Хорошие или плохие, но созданные государственные механизмы начинают жить своей жизнью:
— В мою бытность заместителем главного на «Первом канале» у нас были ситуации, когда мы советовались, но не было ситуаций, когда мы получали указания, за исключением терактов, — вспоминает Марат Гельман. — Инструментарий, который использовал Сурков, — это то, что сейчас называют «гуманитарными технологиями»: переговоры, убеждение, соглашения. Другие персонажи использовали другие инструменты — у них в руках были прокуратура, налоговая…
Интересно, что в 2002 году Владислав Сурков верил не только в политические манипуляции, но и в собственно политику. На семинаре «Единой России», распекая активистов партии, он предлагал им выбор — заниматься чем-то живым и настоящим или просто выполнять поручения: «Интеллектуальная жизнь в партии на нуле, ни одной интересной идеи, от партии в народе не осталось ни одного афоризма. Главное проклятие “Нашего дома — России” и теперь наше — чрезмерная бюрократичность. Если не будете партией, сами все сделаем, а вас будем использовать только как ходоков перед выборами. Я думаю, такая роль многих из вас не устроит, вы способны на большее». И уточнял: «На самом деле это никакая не стабильность. Это усталость после ельцинской эпохи. Нация накувыркалась и устала, решила немного отдохнуть».

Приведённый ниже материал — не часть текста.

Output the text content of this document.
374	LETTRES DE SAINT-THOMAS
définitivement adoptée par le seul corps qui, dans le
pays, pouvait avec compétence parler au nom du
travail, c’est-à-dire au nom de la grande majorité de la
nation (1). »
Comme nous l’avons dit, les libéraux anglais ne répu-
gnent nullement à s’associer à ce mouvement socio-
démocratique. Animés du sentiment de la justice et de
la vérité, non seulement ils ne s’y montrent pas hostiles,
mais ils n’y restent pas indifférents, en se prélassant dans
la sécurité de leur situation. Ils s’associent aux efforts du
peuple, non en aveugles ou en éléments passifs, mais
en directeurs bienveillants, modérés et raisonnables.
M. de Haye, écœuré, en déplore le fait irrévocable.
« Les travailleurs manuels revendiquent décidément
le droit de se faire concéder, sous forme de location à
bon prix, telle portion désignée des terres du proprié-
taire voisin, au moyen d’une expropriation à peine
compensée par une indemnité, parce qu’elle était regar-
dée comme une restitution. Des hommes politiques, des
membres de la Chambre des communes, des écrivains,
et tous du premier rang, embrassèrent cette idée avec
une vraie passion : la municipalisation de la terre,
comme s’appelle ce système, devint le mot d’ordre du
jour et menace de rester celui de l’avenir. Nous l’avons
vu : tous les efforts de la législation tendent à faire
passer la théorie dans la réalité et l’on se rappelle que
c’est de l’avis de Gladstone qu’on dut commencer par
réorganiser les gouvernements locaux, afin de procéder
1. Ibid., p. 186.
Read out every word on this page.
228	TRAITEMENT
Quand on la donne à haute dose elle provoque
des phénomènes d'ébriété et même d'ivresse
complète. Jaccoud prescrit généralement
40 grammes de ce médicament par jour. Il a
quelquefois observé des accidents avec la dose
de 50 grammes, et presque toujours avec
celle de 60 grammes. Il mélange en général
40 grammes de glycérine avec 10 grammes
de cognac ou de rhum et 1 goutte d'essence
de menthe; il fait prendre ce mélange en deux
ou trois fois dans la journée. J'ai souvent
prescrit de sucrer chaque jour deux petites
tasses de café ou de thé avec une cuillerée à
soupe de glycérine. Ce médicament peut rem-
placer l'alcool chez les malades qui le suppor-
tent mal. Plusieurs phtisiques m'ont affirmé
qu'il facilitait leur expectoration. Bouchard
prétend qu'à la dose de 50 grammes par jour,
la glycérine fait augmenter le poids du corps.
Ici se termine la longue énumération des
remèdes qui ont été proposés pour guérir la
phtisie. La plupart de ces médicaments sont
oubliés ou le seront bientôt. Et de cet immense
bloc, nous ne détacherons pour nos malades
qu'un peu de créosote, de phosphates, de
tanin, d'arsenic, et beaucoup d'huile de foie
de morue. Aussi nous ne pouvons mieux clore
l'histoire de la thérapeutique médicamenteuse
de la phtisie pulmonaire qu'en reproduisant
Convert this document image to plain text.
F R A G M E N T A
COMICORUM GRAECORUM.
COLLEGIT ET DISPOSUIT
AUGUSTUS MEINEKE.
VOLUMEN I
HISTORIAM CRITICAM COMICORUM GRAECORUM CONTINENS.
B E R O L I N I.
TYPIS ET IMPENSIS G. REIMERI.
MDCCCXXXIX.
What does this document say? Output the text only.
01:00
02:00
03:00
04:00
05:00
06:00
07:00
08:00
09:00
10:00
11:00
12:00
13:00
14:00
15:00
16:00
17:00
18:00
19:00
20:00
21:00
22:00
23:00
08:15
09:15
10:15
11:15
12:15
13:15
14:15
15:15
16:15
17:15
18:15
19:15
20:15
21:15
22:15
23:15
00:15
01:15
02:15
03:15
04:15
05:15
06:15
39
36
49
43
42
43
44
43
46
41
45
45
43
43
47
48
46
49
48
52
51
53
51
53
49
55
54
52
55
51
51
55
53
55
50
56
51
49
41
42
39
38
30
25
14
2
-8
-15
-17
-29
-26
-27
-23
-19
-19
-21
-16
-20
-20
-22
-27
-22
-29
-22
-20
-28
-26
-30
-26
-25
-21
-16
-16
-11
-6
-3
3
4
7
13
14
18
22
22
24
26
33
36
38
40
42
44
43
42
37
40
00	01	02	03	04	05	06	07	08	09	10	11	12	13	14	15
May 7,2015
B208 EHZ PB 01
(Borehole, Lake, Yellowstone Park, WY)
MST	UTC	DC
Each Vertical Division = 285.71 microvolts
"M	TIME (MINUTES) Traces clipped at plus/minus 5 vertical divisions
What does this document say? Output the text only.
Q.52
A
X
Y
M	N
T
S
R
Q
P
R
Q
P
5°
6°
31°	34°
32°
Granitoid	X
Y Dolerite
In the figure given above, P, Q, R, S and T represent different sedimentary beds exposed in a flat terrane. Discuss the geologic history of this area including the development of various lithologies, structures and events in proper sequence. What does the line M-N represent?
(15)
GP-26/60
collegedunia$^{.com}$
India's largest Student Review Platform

— То, что Суркова сейчас демонизируют, я связываю с тем, что в человеке, который берет на себя функцию коммуникации с внешним миром, всегда видят центр силы, — считает Марат Гельман.
Сурков всегда был прежде всего «говорящим органом» государства, он продолжал «разрешать конфликты», силовая же власть была, конечно, не у него.
— Когда влияние человека соразмерно его должности, нам это кажется нормальным, — поясняет Гельман. — Мы не демонизируем президента или премьера. Когда же влияние больше должности, это нам кажется странным и даже подозрительным. На самом деле его влияние держалось на том, что Слава был очень технологичным. Вы могли с экспертами обсуждать, что делать, но как делать, знал именно Сурков.
Первая олигархическая
«Демократия наша — фактически ровесница века, свежий продукт трагической трансформации через царизм, социализм, олигархию», — писал Сурков в статье о «суверенной демократии» для журнала «Эксперт».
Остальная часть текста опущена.